CRISPR-based gene targeting in TH₁₇ cells could be ranked according to the resulting transcriptional perturbations, and polarisation biases into T helper 1 (TH₁) and regulatory T cells could be quantified. Furthermore, the researchers demonstrated that iCROP-seq can facilitate the identification of therapeutic targets by efficient functional stratification of genes and pathways in a disease- and tissue-specific manner. These findings uncovered TH₁₇ to TH₁ cell plasticity in the human kidney in the context of renal autoimmunity.

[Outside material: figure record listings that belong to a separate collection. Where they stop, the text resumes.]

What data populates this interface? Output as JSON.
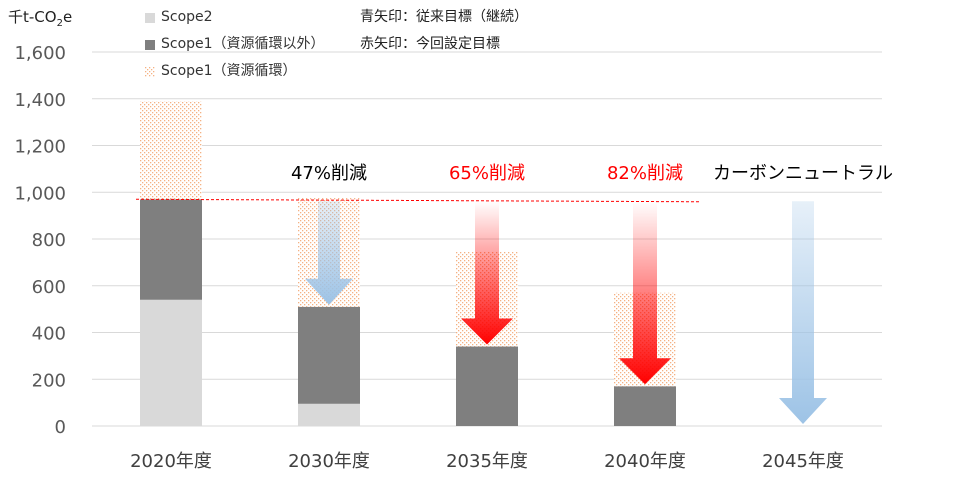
{
  "unit_label": {
    "prefix": "千t-CO",
    "sub": "2",
    "suffix": "e"
  },
  "legend": [
    {
      "label": "Scope2",
      "color": "#d9d9d9",
      "pattern": false
    },
    {
      "label": "Scope1（資源循環以外）",
      "color": "#7f7f7f",
      "pattern": false
    },
    {
      "label": "Scope1（資源循環）",
      "color": "#f4b183",
      "pattern": true
    }
  ],
  "notes": {
    "blue": "青矢印：従来目標（継続）",
    "red": "赤矢印：今回設定目標"
  },
  "colors": {
    "scope2": "#d9d9d9",
    "scope1_other": "#7f7f7f",
    "scope1_recycle": "#f4b183",
    "blue_arrow": "#9dc3e6",
    "red_arrow": "#ff0000",
    "dashed_line": "#ff0000"
  },
  "chart_data": {
    "type": "bar",
    "stacked": true,
    "categories": [
      "2020年度",
      "2030年度",
      "2035年度",
      "2040年度",
      "2045年度"
    ],
    "series": [
      {
        "name": "Scope2",
        "values": [
          540,
          95,
          0,
          0,
          0
        ]
      },
      {
        "name": "Scope1（資源循環以外）",
        "values": [
          430,
          415,
          340,
          170,
          0
        ]
      },
      {
        "name": "Scope1（資源循環）",
        "values": [
          420,
          465,
          405,
          400,
          0
        ]
      }
    ],
    "ylim": [
      0,
      1600
    ],
    "yticks": [
      "0",
      "200",
      "400",
      "600",
      "800",
      "1,000",
      "1,200",
      "1,400",
      "1,600"
    ],
    "grid": true,
    "reference_line": {
      "value": 970,
      "style": "dashed",
      "color": "red"
    },
    "annotations": [
      {
        "category": "2030年度",
        "text": "47%削減",
        "color": "black",
        "arrow": "blue",
        "arrow_from": 970,
        "arrow_to": 510
      },
      {
        "category": "2035年度",
        "text": "65%削減",
        "color": "red",
        "arrow": "red",
        "arrow_from": 970,
        "arrow_to": 340
      },
      {
        "category": "2040年度",
        "text": "82%削減",
        "color": "red",
        "arrow": "red",
        "arrow_from": 970,
        "arrow_to": 170
      },
      {
        "category": "2045年度",
        "text": "カーボンニュートラル",
        "color": "black",
        "arrow": "blue",
        "arrow_from": 970,
        "arrow_to": 0
      }
    ]
  }
}
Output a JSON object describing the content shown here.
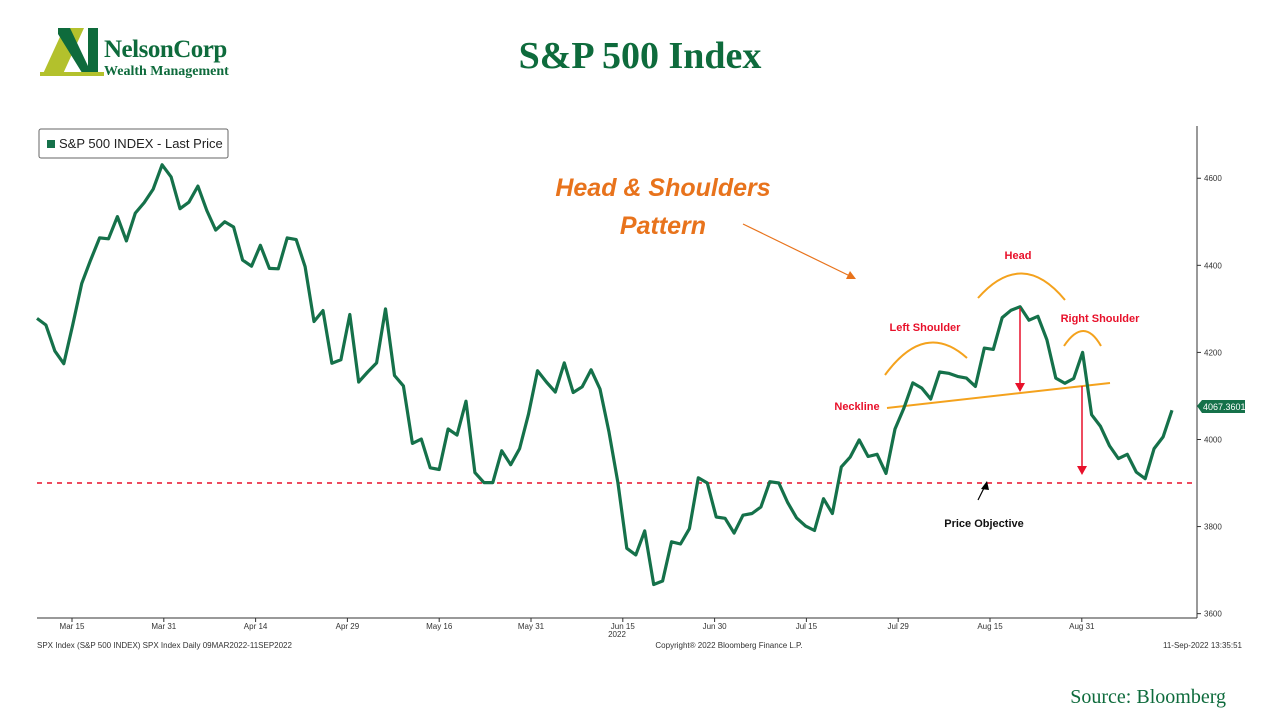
{
  "header": {
    "logo_name": "NelsonCorp",
    "logo_sub": "Wealth Management",
    "title": "S&P 500 Index"
  },
  "source": "Source: Bloomberg",
  "colors": {
    "brand_green": "#0e6b3c",
    "series": "#15714a",
    "logo_lime": "#b3c12c",
    "annotation_red": "#e8102a",
    "annotation_orange": "#f4a21d",
    "pattern_title": "#e8731c"
  },
  "chart_data": {
    "type": "line",
    "legend": "S&P 500 INDEX - Last Price",
    "legend_position": "top-left",
    "y_ticks": [
      3600,
      3800,
      4000,
      4200,
      4400,
      4600
    ],
    "ylim": [
      3590,
      4720
    ],
    "x_tick_labels": [
      "Mar 15",
      "Mar 31",
      "Apr 14",
      "Apr 29",
      "May 16",
      "May 31",
      "Jun 15",
      "Jun 30",
      "Jul 15",
      "Jul 29",
      "Aug 15",
      "Aug 31"
    ],
    "x_year_label": "2022",
    "last_price_label": "4067.3601",
    "series": [
      {
        "values": [
          4278,
          4263,
          4203,
          4174,
          4263,
          4358,
          4412,
          4463,
          4461,
          4512,
          4456,
          4520,
          4544,
          4575,
          4631,
          4603,
          4530,
          4545,
          4582,
          4526,
          4481,
          4500,
          4488,
          4412,
          4398,
          4446,
          4393,
          4392,
          4463,
          4459,
          4397,
          4271,
          4296,
          4175,
          4183,
          4287,
          4132,
          4155,
          4176,
          4300,
          4147,
          4123,
          3991,
          4001,
          3935,
          3931,
          4024,
          4010,
          4088,
          3924,
          3901,
          3901,
          3974,
          3942,
          3979,
          4058,
          4158,
          4132,
          4109,
          4176,
          4108,
          4121,
          4160,
          4116,
          4017,
          3901,
          3750,
          3735,
          3790,
          3667,
          3675,
          3765,
          3760,
          3795,
          3912,
          3900,
          3822,
          3819,
          3785,
          3826,
          3830,
          3845,
          3903,
          3900,
          3855,
          3820,
          3801,
          3791,
          3864,
          3830,
          3937,
          3960,
          3999,
          3961,
          3966,
          3922,
          4024,
          4072,
          4130,
          4118,
          4093,
          4155,
          4152,
          4145,
          4141,
          4122,
          4210,
          4207,
          4280,
          4297,
          4305,
          4274,
          4283,
          4229,
          4141,
          4129,
          4140,
          4200,
          4057,
          4030,
          3986,
          3956,
          3966,
          3925,
          3910,
          3979,
          4006,
          4067
        ]
      }
    ],
    "annotations": {
      "pattern_title": [
        "Head & Shoulders",
        "Pattern"
      ],
      "head": "Head",
      "left_shoulder": "Left Shoulder",
      "right_shoulder": "Right Shoulder",
      "neckline": "Neckline",
      "price_objective": "Price Objective",
      "price_objective_level": 3900
    },
    "footer": {
      "left": "SPX Index (S&P 500 INDEX) SPX Index  Daily 09MAR2022-11SEP2022",
      "center": "Copyright® 2022 Bloomberg Finance L.P.",
      "right": "11-Sep-2022 13:35:51"
    }
  }
}
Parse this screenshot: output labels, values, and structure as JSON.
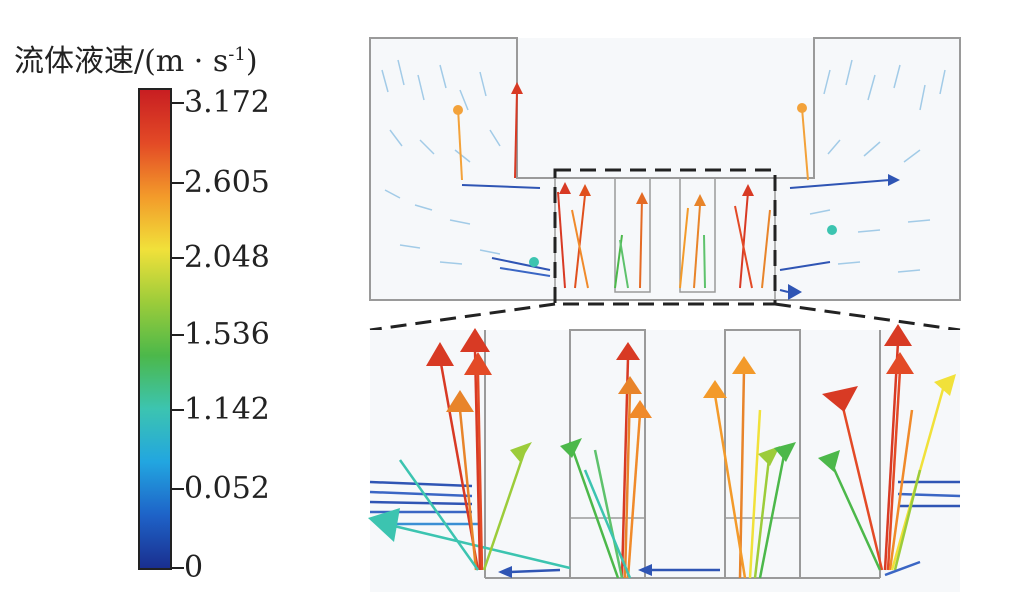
{
  "legend": {
    "title_main": "流体液速/(m · s",
    "title_sup": "-1",
    "title_close": ")",
    "stops": [
      "#1a2f8f",
      "#1e63c8",
      "#22a6e0",
      "#3cc4b0",
      "#4cb84a",
      "#9ccc3a",
      "#f1e13a",
      "#f39a2a",
      "#e34a26",
      "#c81e22"
    ],
    "ticks": [
      "3.172",
      "2.605",
      "2.048",
      "1.536",
      "1.142",
      "0.052",
      "0"
    ]
  },
  "colors": {
    "outline": "#9a9a9a",
    "dash": "#222222"
  }
}
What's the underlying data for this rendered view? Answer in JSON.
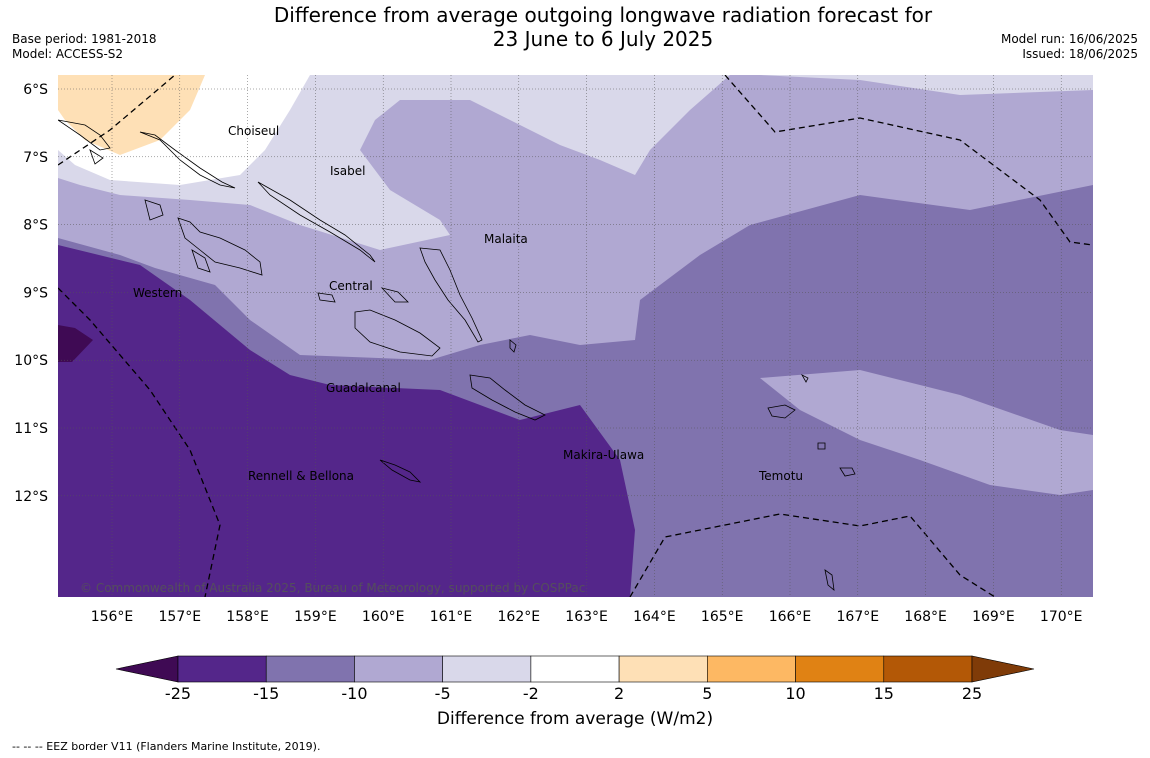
{
  "header": {
    "title_line1": "Difference from average outgoing longwave radiation forecast for",
    "title_line2": "23 June to 6 July 2025",
    "base_period": "Base period: 1981-2018",
    "model": "Model: ACCESS-S2",
    "model_run": "Model run: 16/06/2025",
    "issued": "Issued: 18/06/2025"
  },
  "map": {
    "lat_labels": [
      "6°S",
      "7°S",
      "8°S",
      "9°S",
      "10°S",
      "11°S",
      "12°S"
    ],
    "lon_labels": [
      "156°E",
      "157°E",
      "158°E",
      "159°E",
      "160°E",
      "161°E",
      "162°E",
      "163°E",
      "164°E",
      "165°E",
      "166°E",
      "167°E",
      "168°E",
      "169°E",
      "170°E"
    ],
    "regions": [
      {
        "name": "Choiseul"
      },
      {
        "name": "Isabel"
      },
      {
        "name": "Malaita"
      },
      {
        "name": "Central"
      },
      {
        "name": "Western"
      },
      {
        "name": "Guadalcanal"
      },
      {
        "name": "Makira-Ulawa"
      },
      {
        "name": "Rennell & Bellona"
      },
      {
        "name": "Temotu"
      }
    ],
    "copyright": "© Commonwealth of Australia 2025, Bureau of Meteorology, supported by COSPPac"
  },
  "colorbar": {
    "title": "Difference from average (W/m2)",
    "tick_labels": [
      "-25",
      "-15",
      "-10",
      "-5",
      "-2",
      "2",
      "5",
      "10",
      "15",
      "25"
    ],
    "colors": [
      "#3f0a54",
      "#54268a",
      "#8073ae",
      "#b0a8d2",
      "#d9d8ea",
      "#ffffff",
      "#fee0b6",
      "#fdb863",
      "#e08214",
      "#b35806",
      "#7f3b08"
    ]
  },
  "footnote": "--  --  -- EEZ border V11 (Flanders Marine Institute, 2019)."
}
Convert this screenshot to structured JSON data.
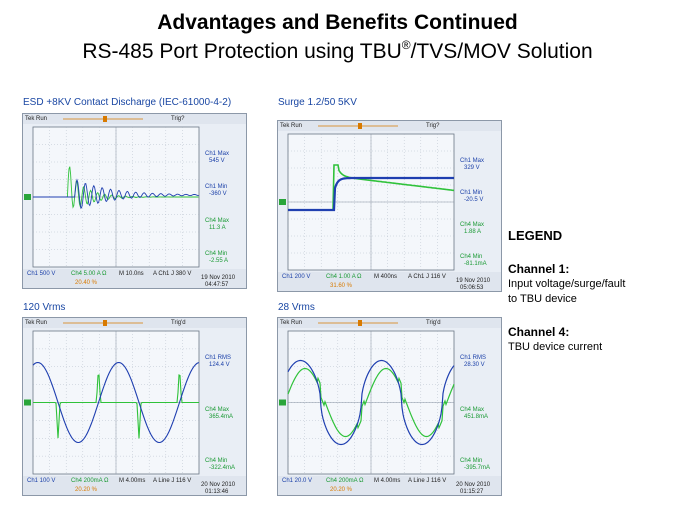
{
  "slide": {
    "title": "Advantages and Benefits Continued",
    "subtitle_main": "RS-485 Port Protection using TBU",
    "subtitle_reg": "®",
    "subtitle_tail": "/TVS/MOV Solution"
  },
  "panels": [
    {
      "caption": "ESD +8KV Contact Discharge (IEC-61000-4-2)",
      "header": {
        "left": "Tek Run",
        "right": "Trig?"
      },
      "readouts": [
        {
          "label": "Ch1 Max",
          "value": "545 V",
          "color": "blue"
        },
        {
          "label": "Ch1 Min",
          "value": "-360 V",
          "color": "blue"
        },
        {
          "label": "Ch4 Max",
          "value": "11.3 A",
          "color": "green"
        },
        {
          "label": "Ch4 Min",
          "value": "-2.55 A",
          "color": "green"
        }
      ],
      "bottom": {
        "ch1": "Ch1  500 V",
        "ch4": "Ch4  5.00 A Ω",
        "time": "M 10.0ns",
        "trig": "A  Ch1  J  380 V",
        "pct": "20.40 %",
        "date": "19 Nov 2010",
        "clock": "04:47:57"
      }
    },
    {
      "caption": "Surge 1.2/50 5KV",
      "header": {
        "left": "Tek Run",
        "right": "Trig?"
      },
      "readouts": [
        {
          "label": "Ch1 Max",
          "value": "329 V",
          "color": "blue"
        },
        {
          "label": "Ch1 Min",
          "value": "-20.5 V",
          "color": "blue"
        },
        {
          "label": "Ch4 Max",
          "value": "1.88 A",
          "color": "green"
        },
        {
          "label": "Ch4 Min",
          "value": "-81.1mA",
          "color": "green"
        }
      ],
      "bottom": {
        "ch1": "Ch1  200 V",
        "ch4": "Ch4  1.00 A Ω",
        "time": "M 400ns",
        "trig": "A  Ch1  J  116 V",
        "pct": "31.60 %",
        "date": "19 Nov 2010",
        "clock": "05:06:53"
      }
    },
    {
      "caption": "120 Vrms",
      "header": {
        "left": "Tek Run",
        "right": "Trig'd"
      },
      "readouts": [
        {
          "label": "Ch1 RMS",
          "value": "124.4 V",
          "color": "blue"
        },
        {
          "label": "Ch4 Max",
          "value": "365.4mA",
          "color": "green"
        },
        {
          "label": "Ch4 Min",
          "value": "-322.4mA",
          "color": "green"
        }
      ],
      "bottom": {
        "ch1": "Ch1  100 V",
        "ch4": "Ch4  200mA Ω",
        "time": "M 4.00ms",
        "trig": "A  Line  J  116 V",
        "pct": "20.20 %",
        "date": "20 Nov 2010",
        "clock": "01:13:46"
      }
    },
    {
      "caption": "28 Vrms",
      "header": {
        "left": "Tek Run",
        "right": "Trig'd"
      },
      "readouts": [
        {
          "label": "Ch1 RMS",
          "value": "28.30 V",
          "color": "blue"
        },
        {
          "label": "Ch4 Max",
          "value": "451.8mA",
          "color": "green"
        },
        {
          "label": "Ch4 Min",
          "value": "-395.7mA",
          "color": "green"
        }
      ],
      "bottom": {
        "ch1": "Ch1  20.0 V",
        "ch4": "Ch4  200mA Ω",
        "time": "M 4.00ms",
        "trig": "A  Line  J  116 V",
        "pct": "20.20 %",
        "date": "20 Nov 2010",
        "clock": "01:15:27"
      }
    }
  ],
  "legend": {
    "heading": "LEGEND",
    "ch1_title": "Channel 1:",
    "ch1_line1": "Input voltage/surge/fault",
    "ch1_line2": "to TBU device",
    "ch4_title": "Channel 4:",
    "ch4_line1": "TBU device current"
  },
  "colors": {
    "ch1": "#1f3fb0",
    "ch4": "#2fc23a",
    "grid": "#a9b4c2",
    "screen": "#e9eef5",
    "caption": "#1a47a3"
  }
}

Thus, using iCROP-seq helped Enk et al. to  identify the genes behind Th₁₇ cell plasticity in mouse kidney and gut inflammation models. The researchers also noted this plasticity in kidney biopsies of 11 patients with the autoimmune disease antineutrophil cytoplasmic antibody (ANCA)–associated  glomerulonephritis based on single-cell (sc) T cell receptor analysis and scRNA velocity The findings open an avenue to uncover molecules that drive T cells to adopt either pro-or anti-inflammatory states.

With further study, clinicians may be able to manipulate this plasticity therapeutically in ANCA-glomerulonephritis and other auto-immune diseases such as inflammatory bowel disease (IBD) or colitis ulcerosa.  “Allowing the screening of numerous therapeutic candidates in one experiment, iCROP-seq is a powerful tool to understand disease mechanisms at the molecular level,” said group leader Christian Krebs. “This could accelerate translational research and help to bridge the translational gap between the identification of transcriptional differences and clinical application by preselecting the most promising candidates for functional testing.”